‘Twas the night before Christmas, and all through the house, one creature was stirring, and boy, what a louse! Replacing St. Nick with St. Gouge, “Black Christmas” sics an escaped lunatic on a houseful of snowbound sorority girls. Remaking Bob Clark’s brutally efficient 1974 original, writer-director Glen Morgan opts for gory Grand Guignol, never missing the chance to fill the screen with season-appropriate red.
In the “Final Destination” series, Morgan transformed the everyday stuff of teenagers’ lives into an elaborate machinery of death. Here, he pulls the same trick with Christmas lights and ice skates, not to mention finding a new, and entirely disgusting, use for cookie cutters.

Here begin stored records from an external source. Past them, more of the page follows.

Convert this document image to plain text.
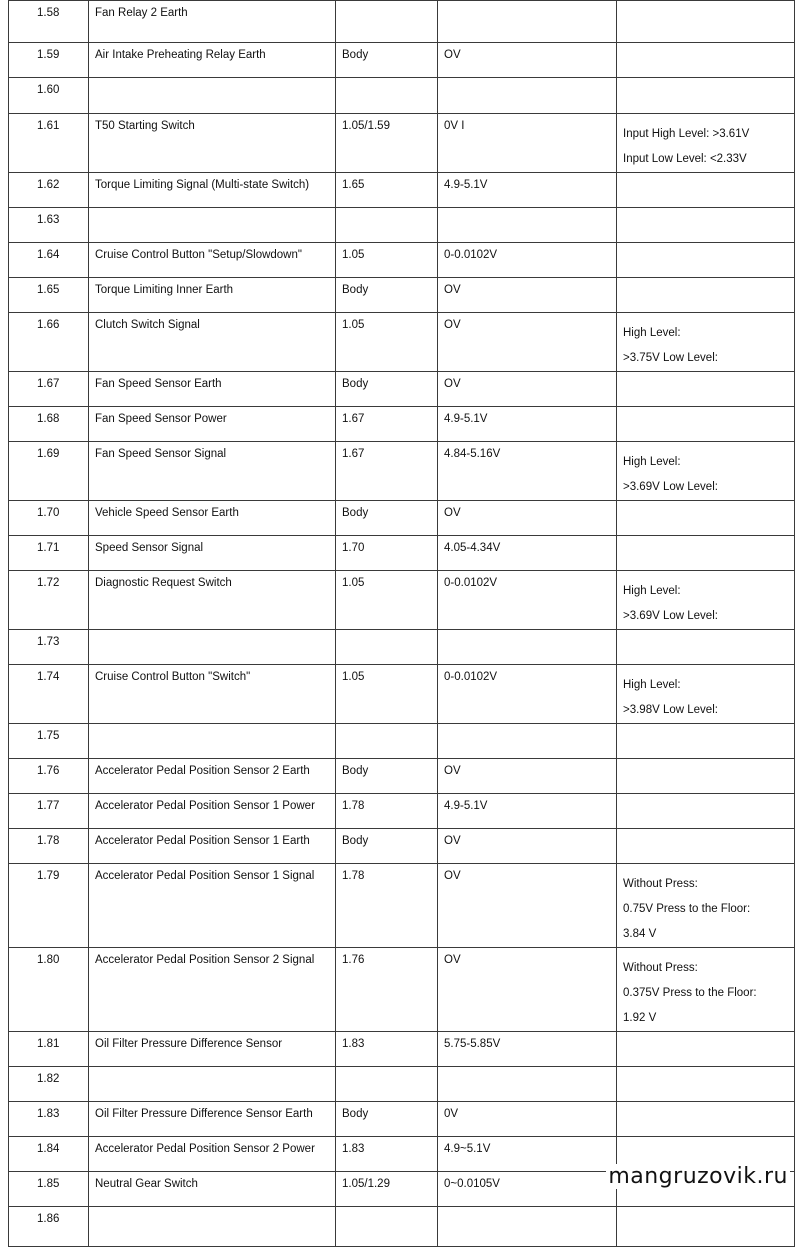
1.58	Fan Relay 2 Earth			
1.59	Air Intake Preheating Relay Earth	Body	OV	
1.60				
1.61	T50 Starting Switch	1.05/1.59	0V I	Input High Level: >3.61V
Input Low Level: <2.33V

1.62	Torque Limiting Signal (Multi-state Switch)	1.65	4.9-5.1V	
1.63				
1.64	Cruise Control Button "Setup/Slowdown"	1.05	0-0.0102V	
1.65	Torque Limiting Inner Earth	Body	OV	
1.66	Clutch Switch Signal	1.05	OV	High Level:
>3.75V Low Level:

1.67	Fan Speed Sensor Earth	Body	OV	
1.68	Fan Speed Sensor Power	1.67	4.9-5.1V	
1.69	Fan Speed Sensor Signal	1.67	4.84-5.16V	High Level:
>3.69V Low Level:

1.70	Vehicle Speed Sensor Earth	Body	OV	
1.71	Speed Sensor Signal	1.70	4.05-4.34V	
1.72	Diagnostic Request Switch	1.05	0-0.0102V	High Level:
>3.69V Low Level:

1.73				
1.74	Cruise Control Button "Switch"	1.05	0-0.0102V	High Level:
>3.98V Low Level:

1.75				
1.76	Accelerator Pedal Position Sensor 2 Earth	Body	OV	
1.77	Accelerator Pedal Position Sensor 1 Power	1.78	4.9-5.1V	
1.78	Accelerator Pedal Position Sensor 1 Earth	Body	OV	
1.79	Accelerator Pedal Position Sensor 1 Signal	1.78	OV	Without Press:
0.75V Press to the Floor:
3.84 V

1.80	Accelerator Pedal Position Sensor 2 Signal	1.76	OV	Without Press:
0.375V Press to the Floor:
1.92 V

1.81	Oil Filter Pressure Difference Sensor	1.83	5.75-5.85V	
1.82				
1.83	Oil Filter Pressure Difference Sensor Earth	Body	0V	
1.84	Accelerator Pedal Position Sensor 2 Power	1.83	4.9~5.1V	
1.85	Neutral Gear Switch	1.05/1.29	0~0.0105V	
1.86				
mangruzovik.ru
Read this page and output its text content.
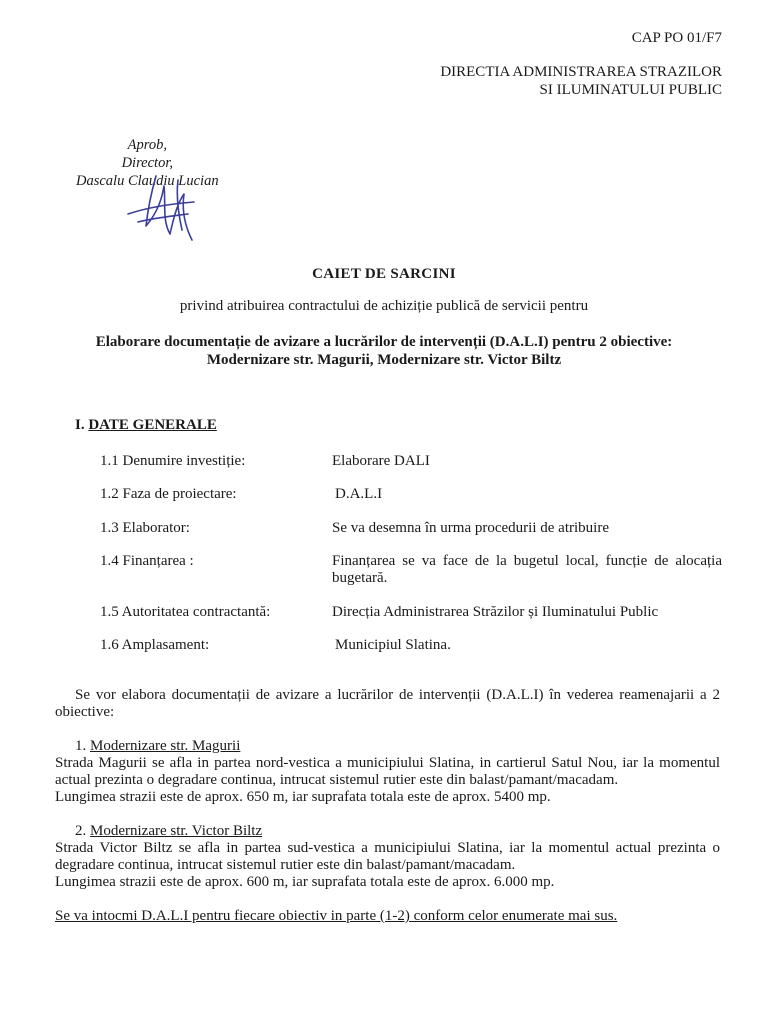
CAP PO 01/F7
DIRECTIA ADMINISTRAREA STRAZILOR
SI ILUMINATULUI PUBLIC
Aprob,
Director,
Dascalu Claudiu Lucian
CAIET DE SARCINI
privind atribuirea contractului de achiziție publică de servicii pentru
Elaborare documentație de avizare a lucrărilor de intervenții (D.A.L.I) pentru 2 obiective:
Modernizare str. Magurii, Modernizare str. Victor Biltz
I. DATE GENERALE
1.1 Denumire investiție:	Elaborare DALI
1.2 Faza de proiectare:	D.A.L.I
1.3 Elaborator:	Se va desemna în urma procedurii de atribuire
1.4 Finanțarea :	Finanțarea se va face de la bugetul local, funcție de alocația bugetară.
1.5 Autoritatea contractantă:	Direcția Administrarea Străzilor și Iluminatului Public
1.6 Amplasament:	Municipiul Slatina.
Se vor elabora documentații de avizare a lucrărilor de intervenții (D.A.L.I) în vederea reamenajarii a 2 obiective:
1. Modernizare str. Magurii
Strada Magurii se afla in partea nord-vestica a municipiului Slatina, in cartierul Satul Nou, iar la momentul actual prezinta o degradare continua, intrucat sistemul rutier este din balast/pamant/macadam.
Lungimea strazii este de aprox. 650 m, iar suprafata totala este de aprox. 5400 mp.
2. Modernizare str. Victor Biltz
Strada Victor Biltz se afla in partea sud-vestica a municipiului Slatina, iar la momentul actual prezinta o degradare continua, intrucat sistemul rutier este din balast/pamant/macadam.
Lungimea strazii este de aprox. 600 m, iar suprafata totala este de aprox. 6.000 mp.
Se va intocmi D.A.L.I pentru fiecare obiectiv in parte (1-2) conform celor enumerate mai sus.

As in the original, the sorority sisters are menaced by a series of threatening phone calls, picked off one at a time by a killer who uses their attic as a home base. (The remake also shares with the 1974 version the presence of Andrea Martin, now promoted to house mother, and the incongruous “aboots” of a few Canadian cast members.)
But where the original’s killer was unseen, indicated by the presence of a roving camera and a few shadowed close-ups, Morgan gives his psycho a fully fleshed-out back story, flashing back to his traumatic childhood 30 years previous.
That’s more than can be said for most of his victims, who barely have time to register before they’re wrapped in plastic and hauled through a trap door in the ceiling. That last thing you should be thinking when the ever-dwindling pool of survivors start shouting their vanished sisters’ names is, “Wait, which one was Megan?”
Ever the masters at profiting from controversy, Bob and Harvey Weinstein have drawn the ire of Catholic groups by releasing “Black Christmas” on Christmas Day.
But cultural conservatives have nothing to worry about: There’s nary a manger scene in sight, and one girl even goes so far as to point out how the holiday has strayed from its Christian roots.
Besides, like an ugly tie or a pair of slipper socks, “Black Christmas” is destined to be forgotten the instant it’s unwrapped, gathering dust until the season rolls around again.
“Black Christmas.” MPAA rating: R for strong horror violence and gore, sexuality, nudity and language. Running time: 1 hour, 40 minutes. In general release.